Statement on National Day of Truth and Reconciliation

Mayoral Candidate Reflects on Harms Caused by Residential Schools.

Toronto – Today, on the second National Day for Truth and Reconciliation and Orange Shirt Day, Gil Penalosa asks the people of Toronto to join him in acknowledging how systemic racism and colonialism continue to impact Indigenous peoples in Canada today. 

“Public commemoration of the tragic and painful history of residential schools is a vital component of the reconciliation process,” said Penalosa. “I believe we must continue to create communities and systems that recognize and value Indigenous voices and rights.”

To mark the day, Gil will attend the Indigenous Legacy Gathering at Nathan Phillips Square.

“I, like many of us, have much to learn about the ongoing trauma experienced by Indigenous peoples in our community,” said Penalosa. “If I were to become mayor, I would work closely with the City’s Indigenous Affairs Office to educate myself and others about First Nations, Inuit and Métis peoples and how best we can commemorate the National Day of Truth and Reconciliation in our city.” 

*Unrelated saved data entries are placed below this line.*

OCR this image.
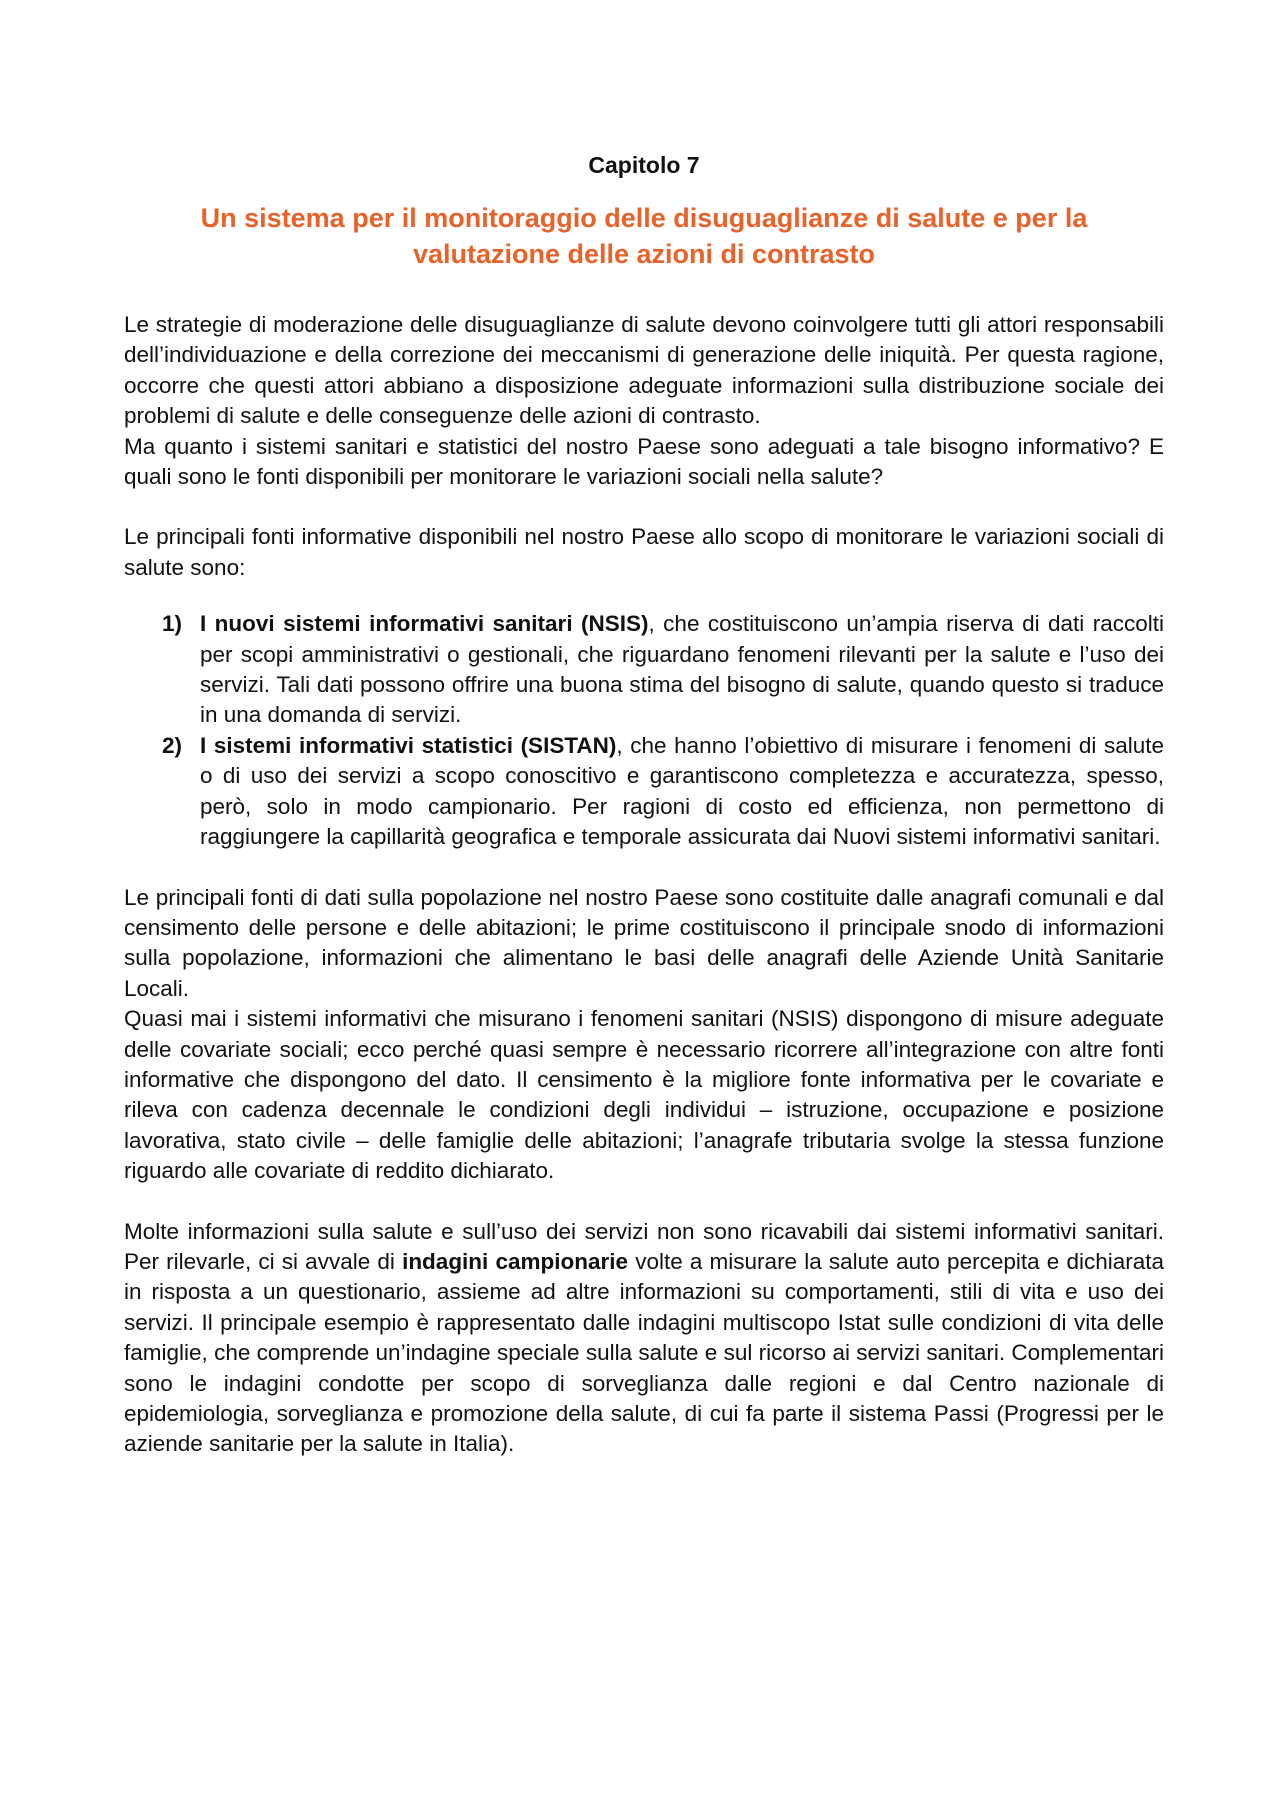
Capitolo 7
Un sistema per il monitoraggio delle disuguaglianze di salute e per la valutazione delle azioni di contrasto

Le strategie di moderazione delle disuguaglianze di salute devono coinvolgere tutti gli attori responsabili dell’individuazione e della correzione dei meccanismi di generazione delle iniquità. Per questa ragione, occorre che questi attori abbiano a disposizione adeguate informazioni sulla distribuzione sociale dei problemi di salute e delle conseguenze delle azioni di contrasto.

Ma quanto i sistemi sanitari e statistici del nostro Paese sono adeguati a tale bisogno informativo? E quali sono le fonti disponibili per monitorare le variazioni sociali nella salute?

Le principali fonti informative disponibili nel nostro Paese allo scopo di monitorare le variazioni sociali di salute sono:

1) I nuovi sistemi informativi sanitari (NSIS), che costituiscono un’ampia riserva di dati raccolti per scopi amministrativi o gestionali, che riguardano fenomeni rilevanti per la salute e l’uso dei servizi. Tali dati possono offrire una buona stima del bisogno di salute, quando questo si traduce in una domanda di servizi.
2) I sistemi informativi statistici (SISTAN), che hanno l’obiettivo di misurare i fenomeni di salute o di uso dei servizi a scopo conoscitivo e garantiscono completezza e accuratezza, spesso, però, solo in modo campionario. Per ragioni di costo ed efficienza, non permettono di raggiungere la capillarità geografica e temporale assicurata dai Nuovi sistemi informativi sanitari.

Le principali fonti di dati sulla popolazione nel nostro Paese sono costituite dalle anagrafi comunali e dal censimento delle persone e delle abitazioni; le prime costituiscono il principale snodo di informazioni sulla popolazione, informazioni che alimentano le basi delle anagrafi delle Aziende Unità Sanitarie Locali.

Quasi mai i sistemi informativi che misurano i fenomeni sanitari (NSIS) dispongono di misure adeguate delle covariate sociali; ecco perché quasi sempre è necessario ricorrere all’integrazione con altre fonti informative che dispongono del dato. Il censimento è la migliore fonte informativa per le covariate e rileva con cadenza decennale le condizioni degli individui – istruzione, occupazione e posizione lavorativa, stato civile – delle famiglie delle abitazioni; l’anagrafe tributaria svolge la stessa funzione riguardo alle covariate di reddito dichiarato.

Molte informazioni sulla salute e sull’uso dei servizi non sono ricavabili dai sistemi informativi sanitari. Per rilevarle, ci si avvale di indagini campionarie volte a misurare la salute auto percepita e dichiarata in risposta a un questionario, assieme ad altre informazioni su comportamenti, stili di vita e uso dei servizi. Il principale esempio è rappresentato dalle indagini multiscopo Istat sulle condizioni di vita delle famiglie, che comprende un’indagine speciale sulla salute e sul ricorso ai servizi sanitari. Complementari sono le indagini condotte per scopo di sorveglianza dalle regioni e dal Centro nazionale di epidemiologia, sorveglianza e promozione della salute, di cui fa parte il sistema Passi (Progressi per le aziende sanitarie per la salute in Italia).
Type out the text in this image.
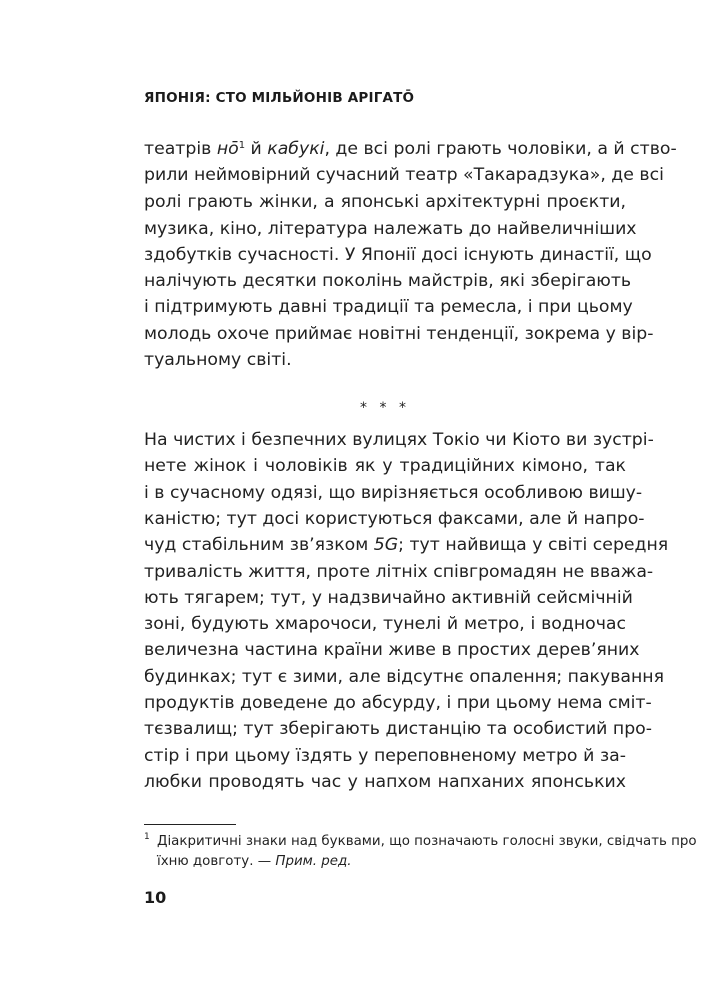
ЯПОНІЯ: СТО МІЛЬЙОНІВ АРІГАТŌ
театрів $нō^1$ й кабукі, де всі ролі грають чоловіки, а й ство-
рили неймовірний сучасний театр «Такарадзука», де всі
ролі грають жінки, а японські архітектурні проєкти,
музика, кіно, література належать до найвеличніших
здобутків сучасності. У Японії досі існують династії, що
налічують десятки поколінь майстрів, які зберігають
і підтримують давні традиції та ремесла, і при цьому
молодь охоче приймає новітні тенденції, зокрема у вір-
туальному світі.
* * *
На чистих і безпечних вулицях Токіо чи Кіото ви зустрі-
нете жінок і чоловіків як у традиційних кімоно, так
і в сучасному одязі, що вирізняється особливою вишу-
каністю; тут досі користуються факсами, але й напро-
чуд стабільним зв’язком 5G; тут найвища у світі середня
тривалість життя, проте літніх співгромадян не вважа-
ють тягарем; тут, у надзвичайно активній сейсмічній
зоні, будують хмарочоси, тунелі й метро, і водночас
величезна частина країни живе в простих дерев’яних
будинках; тут є зими, але відсутнє опалення; пакування
продуктів доведене до абсурду, і при цьому нема сміт-
тєзвалищ; тут зберігають дистанцію та особистий про-
стір і при цьому їздять у переповненому метро й за-
любки проводять час у напхом напханих японських
1 Діакритичні знаки над буквами, що позначають голосні звуки, свідчать про
їхню довготу. — Прим. ред.
10
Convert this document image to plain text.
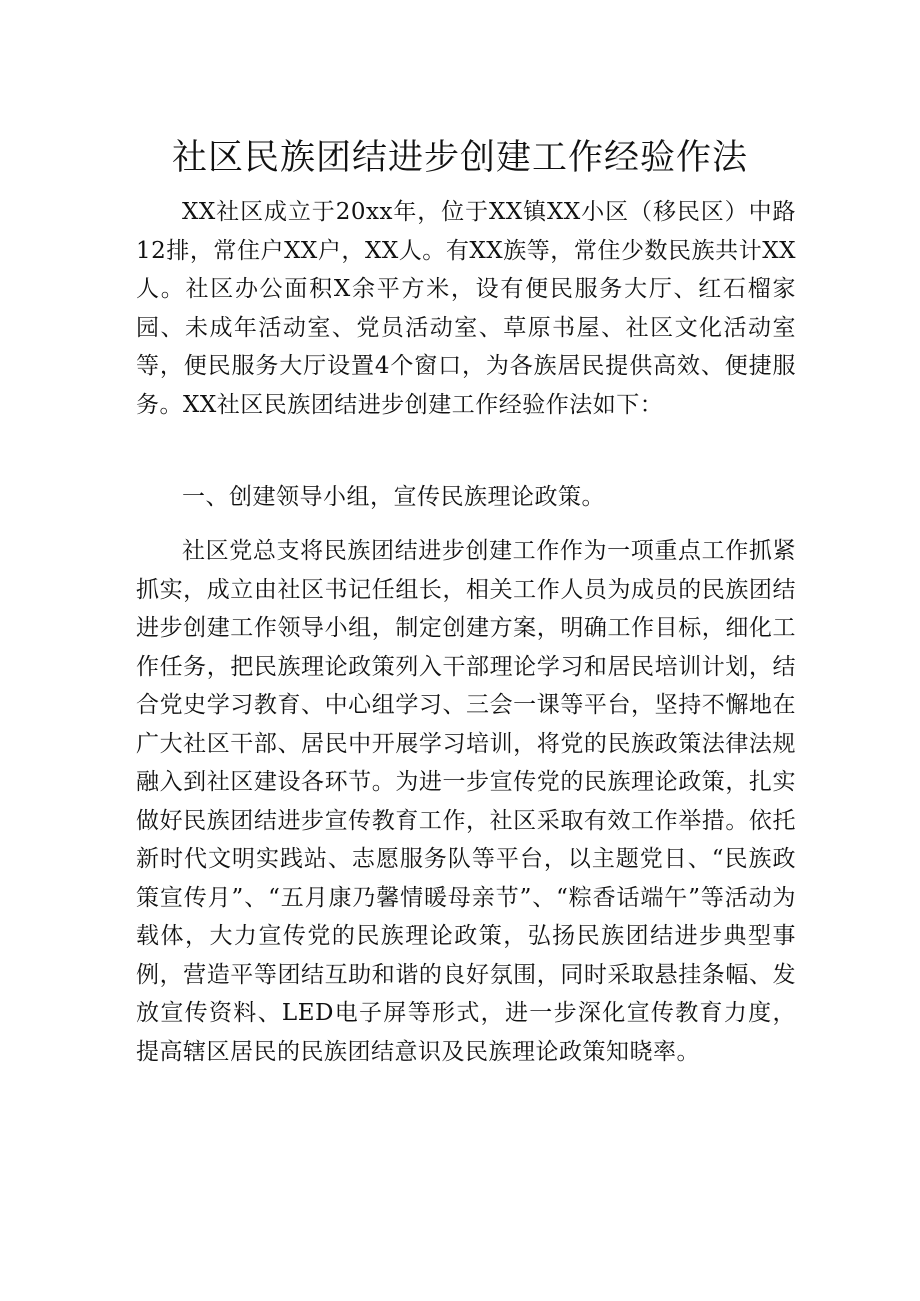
社区民族团结进步创建工作经验作法

XX社区成立于20xx年，位于XX镇XX小区（移民区）中路12排，常住户XX户，XX人。有XX族等，常住少数民族共计XX人。社区办公面积X余平方米，设有便民服务大厅、红石榴家园、未成年活动室、党员活动室、草原书屋、社区文化活动室等，便民服务大厅设置4个窗口，为各族居民提供高效、便捷服务。XX社区民族团结进步创建工作经验作法如下：

一、创建领导小组，宣传民族理论政策。

社区党总支将民族团结进步创建工作作为一项重点工作抓紧抓实，成立由社区书记任组长，相关工作人员为成员的民族团结进步创建工作领导小组，制定创建方案，明确工作目标，细化工作任务，把民族理论政策列入干部理论学习和居民培训计划，结合党史学习教育、中心组学习、三会一课等平台，坚持不懈地在广大社区干部、居民中开展学习培训，将党的民族政策法律法规融入到社区建设各环节。为进一步宣传党的民族理论政策，扎实做好民族团结进步宣传教育工作，社区采取有效工作举措。依托新时代文明实践站、志愿服务队等平台，以主题党日、“民族政策宣传月”、“五月康乃馨情暖母亲节”、“粽香话端午”等活动为载体，大力宣传党的民族理论政策，弘扬民族团结进步典型事例，营造平等团结互助和谐的良好氛围，同时采取悬挂条幅、发放宣传资料、LED电子屏等形式，进一步深化宣传教育力度，提高辖区居民的民族团结意识及民族理论政策知晓率。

On September 30, Gil encourages Torontonians to join people across Canada in wearing an orange shirt to honour the thousands of Survivors of residential schools and remember those who did not make it.

Orange Shirt Day is an Indigenous-led grassroots commemorative day intended to raise awareness of the individual, family and community intergenerational impacts of residential schools, and to remind us that “Every Child Matters.” The orange shirt is a symbol of the stripping away of culture, freedom and self-esteem experienced by Indigenous children over generations.